Cashmere and Gloss: Career alliance, dangerous but predictable.
Brutus and Enobaria: same.
Finnick Odair: uncertain, possibly manipulable, definitely dangerous.
Johanna Mason: wild card, angry, potential ally if approached correctly.
Beetee and Wiress: technical assets, need protection, worth the investment.
Mags: District 4's female tribute, elderly, beloved by Finnick. A wild card in a different way.
The list went on. Twenty-four names, twenty-four possibilities, twenty-four ways to die.
But also twenty-four ways to survive.
I studied Finnick's photo again, trying to read past the Capitol-perfected surface. He'd been a victor since he was fourteen—nearly a decade of performing, of playing the role the Capitol expected. The same performance we'd been giving since the Victory Tour.
Something about his eyes suggested he hated it as much as we did.
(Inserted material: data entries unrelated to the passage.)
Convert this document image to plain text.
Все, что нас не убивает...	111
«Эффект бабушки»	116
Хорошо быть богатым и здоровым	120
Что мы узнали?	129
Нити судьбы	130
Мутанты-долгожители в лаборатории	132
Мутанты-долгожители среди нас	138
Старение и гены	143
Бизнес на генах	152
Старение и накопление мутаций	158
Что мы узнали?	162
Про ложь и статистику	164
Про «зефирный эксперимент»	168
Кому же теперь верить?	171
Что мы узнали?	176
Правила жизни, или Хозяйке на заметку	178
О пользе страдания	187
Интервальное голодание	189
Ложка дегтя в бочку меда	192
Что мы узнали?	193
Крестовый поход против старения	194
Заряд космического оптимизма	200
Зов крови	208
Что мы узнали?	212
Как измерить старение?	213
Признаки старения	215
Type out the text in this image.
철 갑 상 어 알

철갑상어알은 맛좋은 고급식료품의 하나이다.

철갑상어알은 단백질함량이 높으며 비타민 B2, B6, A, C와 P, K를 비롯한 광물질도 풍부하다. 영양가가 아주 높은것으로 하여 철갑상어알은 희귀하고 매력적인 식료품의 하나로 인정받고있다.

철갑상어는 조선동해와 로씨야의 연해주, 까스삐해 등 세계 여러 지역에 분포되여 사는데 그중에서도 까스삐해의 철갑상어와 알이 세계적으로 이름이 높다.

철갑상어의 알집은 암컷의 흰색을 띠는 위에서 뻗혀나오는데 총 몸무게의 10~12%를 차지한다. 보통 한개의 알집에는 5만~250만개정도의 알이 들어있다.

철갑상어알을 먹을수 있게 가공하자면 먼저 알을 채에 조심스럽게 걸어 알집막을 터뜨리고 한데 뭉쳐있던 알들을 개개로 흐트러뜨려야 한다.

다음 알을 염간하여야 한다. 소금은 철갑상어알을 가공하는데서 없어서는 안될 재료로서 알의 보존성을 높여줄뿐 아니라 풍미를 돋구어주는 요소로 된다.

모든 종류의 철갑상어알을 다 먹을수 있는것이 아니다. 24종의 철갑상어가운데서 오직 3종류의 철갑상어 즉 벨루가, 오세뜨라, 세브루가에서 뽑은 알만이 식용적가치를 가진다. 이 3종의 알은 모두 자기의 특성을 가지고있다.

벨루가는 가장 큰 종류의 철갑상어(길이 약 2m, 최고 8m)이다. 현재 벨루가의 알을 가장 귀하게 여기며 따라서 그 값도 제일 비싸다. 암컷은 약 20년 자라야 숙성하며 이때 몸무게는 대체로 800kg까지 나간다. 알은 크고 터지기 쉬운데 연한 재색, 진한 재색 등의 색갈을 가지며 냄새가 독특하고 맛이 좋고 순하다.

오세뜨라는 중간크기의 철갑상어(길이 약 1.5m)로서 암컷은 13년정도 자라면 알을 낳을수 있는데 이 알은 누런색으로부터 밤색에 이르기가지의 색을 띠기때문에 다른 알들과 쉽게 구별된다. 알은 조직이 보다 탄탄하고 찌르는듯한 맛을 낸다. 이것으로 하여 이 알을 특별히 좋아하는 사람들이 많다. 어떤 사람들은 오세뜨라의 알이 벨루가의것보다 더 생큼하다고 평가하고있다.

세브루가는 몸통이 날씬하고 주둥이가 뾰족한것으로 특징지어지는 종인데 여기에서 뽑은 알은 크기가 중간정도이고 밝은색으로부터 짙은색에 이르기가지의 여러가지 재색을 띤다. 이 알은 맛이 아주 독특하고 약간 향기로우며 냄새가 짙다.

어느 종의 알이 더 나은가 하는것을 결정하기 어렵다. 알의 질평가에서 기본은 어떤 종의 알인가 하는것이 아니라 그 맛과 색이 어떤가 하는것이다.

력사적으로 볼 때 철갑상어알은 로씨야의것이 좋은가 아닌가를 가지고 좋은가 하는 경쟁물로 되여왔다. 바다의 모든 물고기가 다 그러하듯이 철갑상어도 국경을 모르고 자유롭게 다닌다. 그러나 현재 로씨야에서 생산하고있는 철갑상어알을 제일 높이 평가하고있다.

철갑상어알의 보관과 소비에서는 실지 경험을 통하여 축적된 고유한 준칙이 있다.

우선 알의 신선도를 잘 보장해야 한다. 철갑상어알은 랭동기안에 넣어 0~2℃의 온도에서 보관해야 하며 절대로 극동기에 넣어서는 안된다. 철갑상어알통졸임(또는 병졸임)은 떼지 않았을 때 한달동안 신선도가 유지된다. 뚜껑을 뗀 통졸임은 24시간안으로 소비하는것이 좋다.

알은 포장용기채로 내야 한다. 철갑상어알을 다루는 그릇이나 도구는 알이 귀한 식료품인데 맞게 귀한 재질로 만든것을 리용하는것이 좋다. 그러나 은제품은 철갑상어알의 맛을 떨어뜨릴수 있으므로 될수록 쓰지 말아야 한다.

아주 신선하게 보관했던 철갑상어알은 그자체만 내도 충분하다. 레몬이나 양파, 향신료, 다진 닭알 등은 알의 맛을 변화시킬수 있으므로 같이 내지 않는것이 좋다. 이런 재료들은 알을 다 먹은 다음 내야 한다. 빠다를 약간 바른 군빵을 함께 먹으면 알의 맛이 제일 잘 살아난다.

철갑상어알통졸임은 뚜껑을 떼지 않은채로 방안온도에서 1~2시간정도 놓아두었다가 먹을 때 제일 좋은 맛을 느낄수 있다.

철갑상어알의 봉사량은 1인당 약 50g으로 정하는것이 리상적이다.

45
"You keep looking at that file," Katniss observed.
"Something's off about him." I couldn't articulate it better than that. "He's not what he seems."
"None of them are."
"True." I set the file aside. "But some of them might be what we need."
The Reaping approached. Weeks became days. The arena waited.
But this time, we'd be ready. This time, we'd have allies beyond just each other.
And this time, we knew exactly who the real enemy was.
Snow had wanted to remind the districts that even the strongest couldn't overcome the Capitol. He'd thrown victors back into the Games as punishment, as warning, as entertainment.
He'd also thrown them together.
Twenty-four people who'd survived the worst the Capitol could offer. Twenty-four people with every reason to hate the system that had made them killers.
I started drafting a letter to Rue—new codes, new plans, new possibilities.
The Quarter Quell was coming.
We'd give Snow a reminder of his own.